On that day, the future of the United States and the world will be forever shaped as we choose who will be the next president of the United States. Republican nominee President Donald Trump will face the presumptive Democratic nominee Joe Biden, a former U.S. vice president.
A multitude of issues are being raised, from the cognitive health of Biden to Trump's penchant for tweeting off the top of his mind to the merits of voting by mail. While the Nov. 3 election will have an enormous impact, there's another opportunity to vote this Tuesday that hits closer to home.
Polls in Murray and Whitfield counties will be open from 7 a.m. to 7 p.m. as the Republican primary runoff for the 14th Congressional District seat, which represents 12 full or partial counties including our two counties, takes place.
The two Republican candidates vying for retiring U.S. Rep.

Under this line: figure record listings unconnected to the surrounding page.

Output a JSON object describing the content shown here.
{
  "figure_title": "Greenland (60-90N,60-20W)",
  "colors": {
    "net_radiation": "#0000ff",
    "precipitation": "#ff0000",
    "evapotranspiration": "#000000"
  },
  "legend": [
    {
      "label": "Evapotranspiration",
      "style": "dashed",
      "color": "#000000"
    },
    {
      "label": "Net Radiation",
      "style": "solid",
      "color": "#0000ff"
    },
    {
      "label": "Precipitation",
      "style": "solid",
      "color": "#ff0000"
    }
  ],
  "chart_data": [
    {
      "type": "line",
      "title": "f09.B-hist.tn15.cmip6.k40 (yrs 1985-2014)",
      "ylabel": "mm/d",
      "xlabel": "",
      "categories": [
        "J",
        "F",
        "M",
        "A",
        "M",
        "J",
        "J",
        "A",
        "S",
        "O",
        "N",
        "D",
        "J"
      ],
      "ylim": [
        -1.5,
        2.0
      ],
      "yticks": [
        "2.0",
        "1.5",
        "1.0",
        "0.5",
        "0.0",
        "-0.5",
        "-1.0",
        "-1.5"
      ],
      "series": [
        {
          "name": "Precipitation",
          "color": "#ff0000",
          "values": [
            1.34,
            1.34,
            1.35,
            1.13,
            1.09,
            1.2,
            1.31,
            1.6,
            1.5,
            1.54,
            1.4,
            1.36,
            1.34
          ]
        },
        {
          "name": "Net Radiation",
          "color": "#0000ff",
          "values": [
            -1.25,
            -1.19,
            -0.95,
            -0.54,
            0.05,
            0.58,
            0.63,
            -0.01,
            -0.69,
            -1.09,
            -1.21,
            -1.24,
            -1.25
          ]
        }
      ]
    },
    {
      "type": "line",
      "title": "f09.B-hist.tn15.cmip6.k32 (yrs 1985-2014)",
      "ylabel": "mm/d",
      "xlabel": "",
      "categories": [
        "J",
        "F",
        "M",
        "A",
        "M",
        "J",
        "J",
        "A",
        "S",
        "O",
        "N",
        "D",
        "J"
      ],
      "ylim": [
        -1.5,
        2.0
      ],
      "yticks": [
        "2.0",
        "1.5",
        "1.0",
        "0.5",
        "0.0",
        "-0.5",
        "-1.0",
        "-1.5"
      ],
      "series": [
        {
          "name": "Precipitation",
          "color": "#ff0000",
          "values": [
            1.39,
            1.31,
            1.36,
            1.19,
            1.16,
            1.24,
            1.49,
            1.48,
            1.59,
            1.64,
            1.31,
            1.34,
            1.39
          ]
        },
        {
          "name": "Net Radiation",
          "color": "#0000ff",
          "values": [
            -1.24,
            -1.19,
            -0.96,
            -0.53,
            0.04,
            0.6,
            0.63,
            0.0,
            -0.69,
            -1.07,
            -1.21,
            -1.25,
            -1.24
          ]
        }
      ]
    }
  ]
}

Tom Graves' (Ranger) District 14 seat are Rome neurosurgeon John Cowan and construction executive Marjorie Taylor Greene.
They were the two candidates out of nine left standing after the General Primary on June 9. On that day, Greene led the field with 40.34% (43,892 votes) to Cowan's 21.01% (22,862 votes). Since neither candidate achieved the 50% plus one threshold, the runoff was needed.
In Whitfield County, Greene had 45.6% (5,454 votes) to Cowan's 21.1% (2,528). Greene also won Murray County with 55.62% (3,862 votes) to Cowan's 16.81% (1,167).
The winner on Tuesday faces Democrat Kevin Van Ausdal on Nov. 3.
We strongly encourage all area residents who are eligible to vote to do just that on Tuesday. To those who took advantage of early voting, our hats are off to you.
Much of politics is local. While a U.S. representative is not as impactful to our daily lives as a U.S. president, they can nonetheless be extremely helpful as we navigate a problem with Social Security, try to retrieve military medals for a family member or seek a service academy nomination for a child.
Before heading to the polls, remember to take health precautions as our lives are dominated by the new coronavirus (COVID-19). Be sure to wear a mask or face covering, bring hand sanitizer, wear gloves and maintain as much social distance as possible at your voting precinct. If you have to stand in line, please leave at least 6 feet of distance between you and your fellow voters and poll workers. Remember to be cordial to everyone at the precinct.